House of Gucci aurait pu être cette rumination mélancolique d’un spectacle hollywoodien figé dans ses tics, son déjà-vu et sa conscience de lui-même, mais Leto est le seul à suggérer cette idée, tandis que le reste du casting s’empêtre dans l’esprit de sérieux, et Gaga dans son envie d’Oscar.

Au premier abord, si House of Gucci a peu à voir avec Le Dernier Duel, il se situe pourtant dans son strict prolongement à travers le portrait de Patrizia Reggiani, guerrière qui tente de conquérir sa place dans un monde d’hommes, petite Italienne partie de rien qui obéit religieusement aux oracles de sa voyante (Salma Hayek) et se transforme en veuve noire qui tire en sous-main les ficelles de la dynastie.

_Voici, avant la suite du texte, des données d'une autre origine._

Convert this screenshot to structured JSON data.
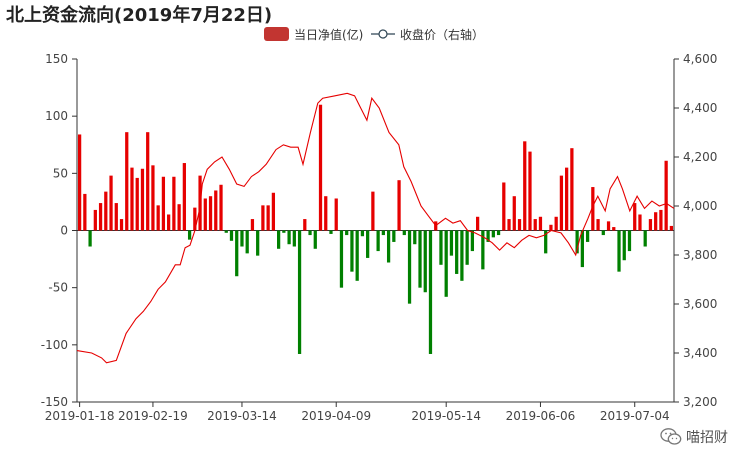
{
  "title": "北上资金流向(2019年7月22日)",
  "legend": [
    {
      "label": "当日净值(亿)",
      "icon": "bar-legend-icon",
      "color": "#c23531"
    },
    {
      "label": "收盘价（右轴）",
      "icon": "line-legend-icon",
      "color": "#2f4554"
    }
  ],
  "watermark": {
    "text": "喵招财",
    "icon": "wechat-icon"
  },
  "colors": {
    "positive": "#e60000",
    "negative": "#008000",
    "line": "#e60000"
  },
  "chart_data": {
    "type": "bar",
    "x_tick_labels": [
      "2019-01-18",
      "2019-02-19",
      "2019-03-14",
      "2019-04-09",
      "2019-05-14",
      "2019-06-06",
      "2019-07-04"
    ],
    "x_tick_index": [
      0,
      14,
      31,
      49,
      70,
      88,
      106
    ],
    "y_left": {
      "ticks": [
        -150,
        -100,
        -50,
        0,
        50,
        100,
        150
      ],
      "range": [
        -150,
        150
      ]
    },
    "y_right": {
      "ticks": [
        "3,200",
        "3,400",
        "3,600",
        "3,800",
        "4,000",
        "4,200",
        "4,400",
        "4,600"
      ],
      "range": [
        3200,
        4600
      ]
    },
    "series": [
      {
        "name": "当日净值(亿)",
        "type": "bar",
        "values": [
          84,
          32,
          -14,
          18,
          24,
          34,
          48,
          24,
          10,
          86,
          55,
          46,
          54,
          86,
          57,
          22,
          47,
          14,
          47,
          23,
          59,
          -8,
          20,
          48,
          28,
          30,
          35,
          40,
          -2,
          -9,
          -40,
          -14,
          -20,
          10,
          -22,
          22,
          22,
          33,
          -16,
          -2,
          -12,
          -14,
          -108,
          10,
          -4,
          -16,
          110,
          30,
          -3,
          28,
          -50,
          -4,
          -36,
          -44,
          -5,
          -24,
          34,
          -18,
          -4,
          -28,
          -10,
          44,
          -4,
          -64,
          -12,
          -50,
          -54,
          -108,
          8,
          -30,
          -58,
          -22,
          -38,
          -44,
          -30,
          -18,
          12,
          -34,
          -10,
          -6,
          -4,
          42,
          10,
          30,
          10,
          78,
          69,
          10,
          12,
          -20,
          5,
          12,
          48,
          55,
          72,
          -20,
          -32,
          -10,
          38,
          10,
          -4,
          8,
          3,
          -36,
          -26,
          -18,
          24,
          14,
          -14,
          10,
          16,
          18,
          61,
          4
        ]
      },
      {
        "name": "收盘价（右轴）",
        "type": "line",
        "points": [
          [
            0,
            3410
          ],
          [
            6,
            3400
          ],
          [
            10,
            3380
          ],
          [
            12,
            3360
          ],
          [
            16,
            3370
          ],
          [
            20,
            3480
          ],
          [
            24,
            3540
          ],
          [
            27,
            3570
          ],
          [
            30,
            3610
          ],
          [
            33,
            3660
          ],
          [
            36,
            3690
          ],
          [
            40,
            3760
          ],
          [
            42,
            3760
          ],
          [
            44,
            3830
          ],
          [
            46,
            3840
          ],
          [
            48,
            3900
          ],
          [
            50,
            3990
          ],
          [
            51,
            4090
          ],
          [
            53,
            4150
          ],
          [
            56,
            4180
          ],
          [
            59,
            4200
          ],
          [
            62,
            4150
          ],
          [
            65,
            4090
          ],
          [
            68,
            4080
          ],
          [
            71,
            4120
          ],
          [
            74,
            4140
          ],
          [
            77,
            4170
          ],
          [
            81,
            4230
          ],
          [
            84,
            4250
          ],
          [
            87,
            4240
          ],
          [
            90,
            4240
          ],
          [
            92,
            4170
          ],
          [
            95,
            4300
          ],
          [
            98,
            4420
          ],
          [
            100,
            4440
          ],
          [
            105,
            4450
          ],
          [
            110,
            4460
          ],
          [
            113,
            4450
          ],
          [
            115,
            4410
          ],
          [
            118,
            4350
          ],
          [
            120,
            4440
          ],
          [
            123,
            4400
          ],
          [
            127,
            4300
          ],
          [
            131,
            4250
          ],
          [
            133,
            4160
          ],
          [
            136,
            4100
          ],
          [
            140,
            4000
          ],
          [
            143,
            3960
          ],
          [
            146,
            3920
          ],
          [
            150,
            3950
          ],
          [
            153,
            3930
          ],
          [
            156,
            3940
          ],
          [
            159,
            3900
          ],
          [
            162,
            3890
          ],
          [
            166,
            3870
          ],
          [
            169,
            3850
          ],
          [
            172,
            3820
          ],
          [
            175,
            3850
          ],
          [
            178,
            3830
          ],
          [
            181,
            3860
          ],
          [
            184,
            3880
          ],
          [
            187,
            3870
          ],
          [
            190,
            3880
          ],
          [
            193,
            3900
          ],
          [
            197,
            3890
          ],
          [
            200,
            3850
          ],
          [
            203,
            3800
          ],
          [
            205,
            3880
          ],
          [
            208,
            3950
          ],
          [
            210,
            4000
          ],
          [
            212,
            4040
          ],
          [
            215,
            3980
          ],
          [
            217,
            4070
          ],
          [
            220,
            4120
          ],
          [
            222,
            4070
          ],
          [
            225,
            3980
          ],
          [
            228,
            4040
          ],
          [
            231,
            3990
          ],
          [
            234,
            4020
          ],
          [
            237,
            4000
          ],
          [
            240,
            4010
          ],
          [
            243,
            3990
          ]
        ]
      }
    ],
    "line_points_note": ""
  }
}
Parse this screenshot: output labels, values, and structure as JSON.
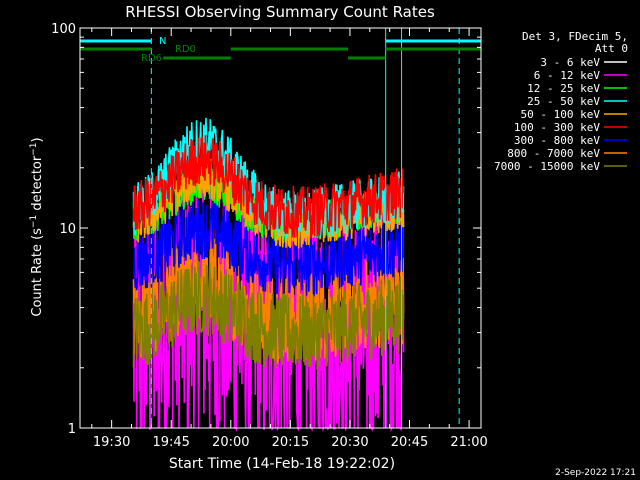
{
  "chart_data": {
    "type": "line",
    "title": "RHESSI Observing Summary Count Rates",
    "xlabel": "Start Time (14-Feb-18 19:22:02)",
    "ylabel": "Count Rate (s⁻¹ detector⁻¹)",
    "yscale": "log",
    "ylim": [
      1,
      100
    ],
    "xlim": [
      "19:22:02",
      "21:03:00"
    ],
    "x_ticks": [
      "19:30",
      "19:45",
      "20:00",
      "20:15",
      "20:30",
      "20:45",
      "21:00"
    ],
    "y_ticks": [
      "1",
      "10",
      "100"
    ],
    "legend_header": [
      "Det 3, FDecim 5,",
      "Att 0"
    ],
    "legend_placement": "right",
    "series": [
      {
        "name": "3 - 6 keV",
        "color": "#ffffff",
        "profile": {
          "base": 1.0,
          "peak": 1.0,
          "noise": 0.0
        }
      },
      {
        "name": "6 - 12 keV",
        "color": "#ff00ff",
        "profile": {
          "base": 2.5,
          "peak": 4.0,
          "noise": 0.55
        }
      },
      {
        "name": "12 - 25 keV",
        "color": "#00ff00",
        "profile": {
          "base": 10.5,
          "peak": 17.0,
          "noise": 0.08
        }
      },
      {
        "name": "25 - 50 keV",
        "color": "#00ffff",
        "profile": {
          "base": 11.5,
          "peak": 27.0,
          "noise": 0.1
        }
      },
      {
        "name": "50 - 100 keV",
        "color": "#ffa500",
        "profile": {
          "base": 10.0,
          "peak": 18.0,
          "noise": 0.08
        }
      },
      {
        "name": "100 - 300 keV",
        "color": "#ff0000",
        "profile": {
          "base": 12.0,
          "peak": 22.0,
          "noise": 0.1
        }
      },
      {
        "name": "300 - 800 keV",
        "color": "#0000ff",
        "profile": {
          "base": 6.5,
          "peak": 10.0,
          "noise": 0.12
        }
      },
      {
        "name": "800 - 7000 keV",
        "color": "#ff8000",
        "profile": {
          "base": 3.6,
          "peak": 5.5,
          "noise": 0.18
        }
      },
      {
        "name": "7000 - 15000 keV",
        "color": "#808000",
        "profile": {
          "base": 3.0,
          "peak": 4.5,
          "noise": 0.15
        }
      }
    ],
    "data_window": {
      "start": "19:35:30",
      "end": "20:43:30"
    },
    "flare_peak_time": "19:53:00",
    "status_bars": [
      {
        "label": "N",
        "color": "#00ffff",
        "segments": [
          [
            "19:22:02",
            "19:40:00"
          ],
          [
            "20:39:00",
            "21:03:00"
          ]
        ]
      },
      {
        "label": "RD0",
        "color": "#008000",
        "segments": [
          [
            "19:22:02",
            "19:40:00"
          ],
          [
            "20:00:00",
            "20:29:30"
          ],
          [
            "20:39:00",
            "21:03:00"
          ]
        ]
      },
      {
        "label": "RD6",
        "color": "#008000",
        "segments": [
          [
            "19:43:00",
            "20:00:00"
          ],
          [
            "20:29:30",
            "20:39:00"
          ]
        ]
      }
    ],
    "vertical_markers": [
      {
        "time": "19:22:02",
        "color": "#00ffff",
        "style": "solid"
      },
      {
        "time": "19:40:00",
        "color": "#00ffff",
        "style": "dashed"
      },
      {
        "time": "20:39:00",
        "color": "#00ffff",
        "style": "solid"
      },
      {
        "time": "20:43:00",
        "color": "#00ffff",
        "style": "solid"
      },
      {
        "time": "20:57:30",
        "color": "#00ffff",
        "style": "dashed"
      }
    ],
    "footer_date": "2-Sep-2022 17:21"
  }
}
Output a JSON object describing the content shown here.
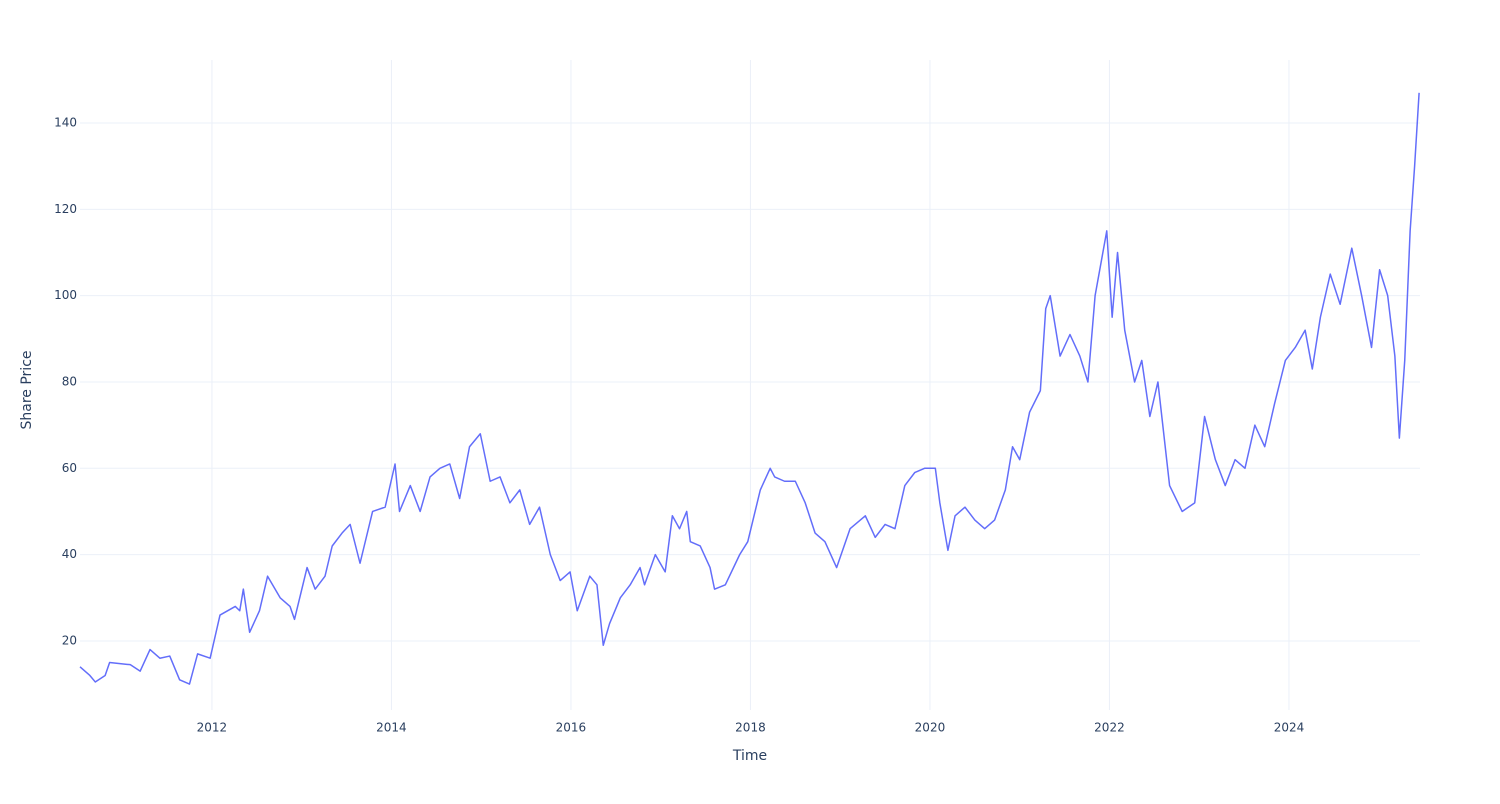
{
  "chart_data": {
    "type": "line",
    "x_label": "Time",
    "y_label": "Share Price",
    "x": [
      2010.53,
      2010.64,
      2010.7,
      2010.81,
      2010.86,
      2011.09,
      2011.2,
      2011.31,
      2011.42,
      2011.53,
      2011.64,
      2011.75,
      2011.84,
      2011.98,
      2012.09,
      2012.26,
      2012.31,
      2012.35,
      2012.42,
      2012.53,
      2012.62,
      2012.76,
      2012.87,
      2012.92,
      2013.06,
      2013.15,
      2013.26,
      2013.34,
      2013.45,
      2013.54,
      2013.65,
      2013.79,
      2013.93,
      2014.04,
      2014.09,
      2014.21,
      2014.32,
      2014.43,
      2014.54,
      2014.65,
      2014.76,
      2014.87,
      2014.99,
      2015.1,
      2015.21,
      2015.32,
      2015.43,
      2015.54,
      2015.65,
      2015.77,
      2015.88,
      2015.99,
      2016.07,
      2016.21,
      2016.29,
      2016.36,
      2016.43,
      2016.55,
      2016.66,
      2016.77,
      2016.82,
      2016.94,
      2017.05,
      2017.13,
      2017.21,
      2017.29,
      2017.33,
      2017.44,
      2017.55,
      2017.6,
      2017.72,
      2017.88,
      2017.97,
      2018.11,
      2018.22,
      2018.27,
      2018.38,
      2018.5,
      2018.61,
      2018.72,
      2018.83,
      2018.96,
      2019.11,
      2019.28,
      2019.39,
      2019.5,
      2019.61,
      2019.72,
      2019.83,
      2019.94,
      2020.06,
      2020.11,
      2020.2,
      2020.28,
      2020.39,
      2020.5,
      2020.61,
      2020.72,
      2020.84,
      2020.92,
      2021.0,
      2021.11,
      2021.23,
      2021.29,
      2021.34,
      2021.45,
      2021.56,
      2021.67,
      2021.76,
      2021.84,
      2021.97,
      2022.03,
      2022.09,
      2022.17,
      2022.28,
      2022.36,
      2022.45,
      2022.54,
      2022.67,
      2022.81,
      2022.95,
      2023.06,
      2023.18,
      2023.29,
      2023.4,
      2023.51,
      2023.62,
      2023.73,
      2023.84,
      2023.96,
      2024.07,
      2024.18,
      2024.26,
      2024.35,
      2024.46,
      2024.57,
      2024.7,
      2024.81,
      2024.92,
      2025.01,
      2025.1,
      2025.18,
      2025.23,
      2025.29,
      2025.35,
      2025.4,
      2025.45
    ],
    "values": [
      14,
      12,
      10.5,
      12,
      15,
      14.5,
      13,
      18,
      16,
      16.5,
      11,
      10,
      17,
      16,
      26,
      28,
      27,
      32,
      22,
      27,
      35,
      30,
      28,
      25,
      37,
      32,
      35,
      42,
      45,
      47,
      38,
      50,
      51,
      61,
      50,
      56,
      50,
      58,
      60,
      61,
      53,
      65,
      68,
      57,
      58,
      52,
      55,
      47,
      51,
      40,
      34,
      36,
      27,
      35,
      33,
      19,
      24,
      30,
      33,
      37,
      33,
      40,
      36,
      49,
      46,
      50,
      43,
      42,
      37,
      32,
      33,
      40,
      43,
      55,
      60,
      58,
      57,
      57,
      52,
      45,
      43,
      37,
      46,
      49,
      44,
      47,
      46,
      56,
      59,
      60,
      60,
      52,
      41,
      49,
      51,
      48,
      46,
      48,
      55,
      65,
      62,
      73,
      78,
      97,
      100,
      86,
      91,
      86,
      80,
      100,
      115,
      95,
      110,
      92,
      80,
      85,
      72,
      80,
      56,
      50,
      52,
      72,
      62,
      56,
      62,
      60,
      70,
      65,
      75,
      85,
      88,
      92,
      83,
      95,
      105,
      98,
      111,
      100,
      88,
      106,
      100,
      86,
      67,
      85,
      115,
      130,
      147
    ],
    "color": "#636efa",
    "xlim": [
      2010.53,
      2025.46
    ],
    "ylim": [
      4,
      154.6
    ],
    "xticks": [
      2012,
      2014,
      2016,
      2018,
      2020,
      2022,
      2024
    ],
    "yticks": [
      20,
      40,
      60,
      80,
      100,
      120,
      140
    ],
    "grid": true
  }
}
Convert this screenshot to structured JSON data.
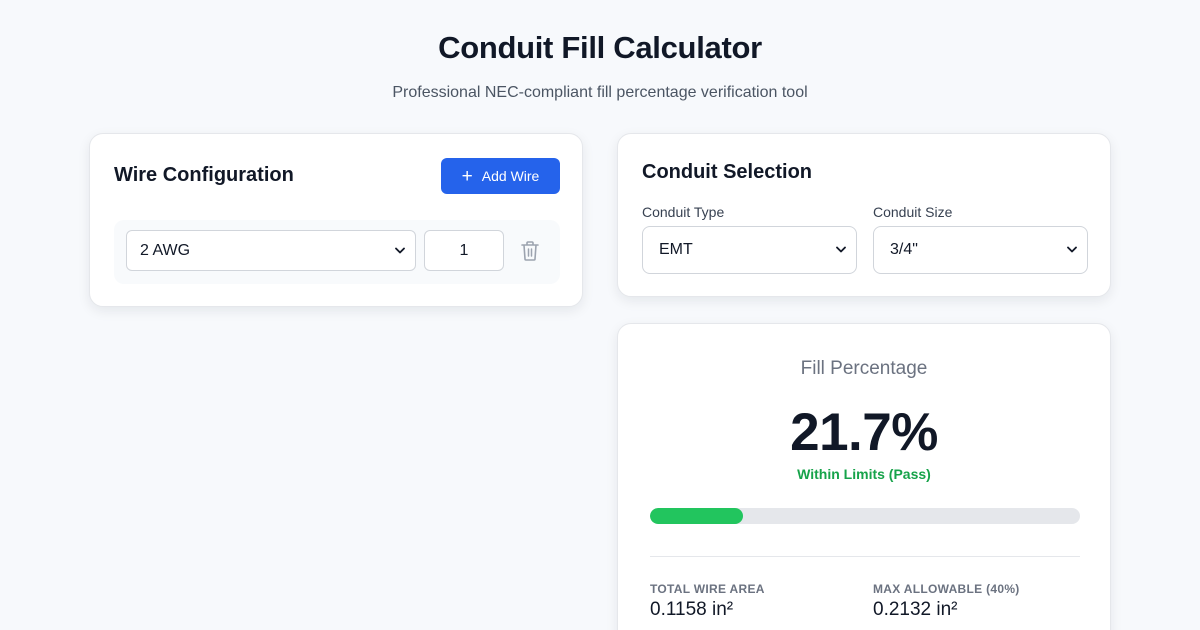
{
  "header": {
    "title": "Conduit Fill Calculator",
    "subtitle": "Professional NEC-compliant fill percentage verification tool"
  },
  "wire_config": {
    "title": "Wire Configuration",
    "add_button_label": "Add Wire",
    "wires": [
      {
        "gauge": "2 AWG",
        "quantity": "1"
      }
    ]
  },
  "conduit": {
    "title": "Conduit Selection",
    "type_label": "Conduit Type",
    "type_value": "EMT",
    "size_label": "Conduit Size",
    "size_value": "3/4\""
  },
  "result": {
    "fill_label": "Fill Percentage",
    "fill_value": "21.7%",
    "fill_fraction": 0.217,
    "status": "Within Limits (Pass)",
    "total_area_label": "TOTAL WIRE AREA",
    "total_area_value": "0.1158 in²",
    "max_allowable_label": "MAX ALLOWABLE (40%)",
    "max_allowable_value": "0.2132 in²"
  },
  "colors": {
    "accent": "#2563eb",
    "pass": "#16a34a",
    "progress": "#22c55e",
    "track": "#e5e7eb"
  },
  "icons": [
    "plus-icon",
    "chevron-down-icon",
    "trash-icon"
  ]
}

Fidèle à son logiciel “soft feminist”, Scott concentre sa narration sur l’édification d’une héroïne parfaitement vénéneuse et manipulatrice et invoque (à travers Jeremy Irons) une époque où Hollywood savait tutoyer le mal et le glamouriser. Mais plutôt que de donner corps à sa longue liste de vœux pieux, House of Gucci se cache derrière une parade de totems comme pour mieux cacher sa vraie nature de soap-opéra dispendieux.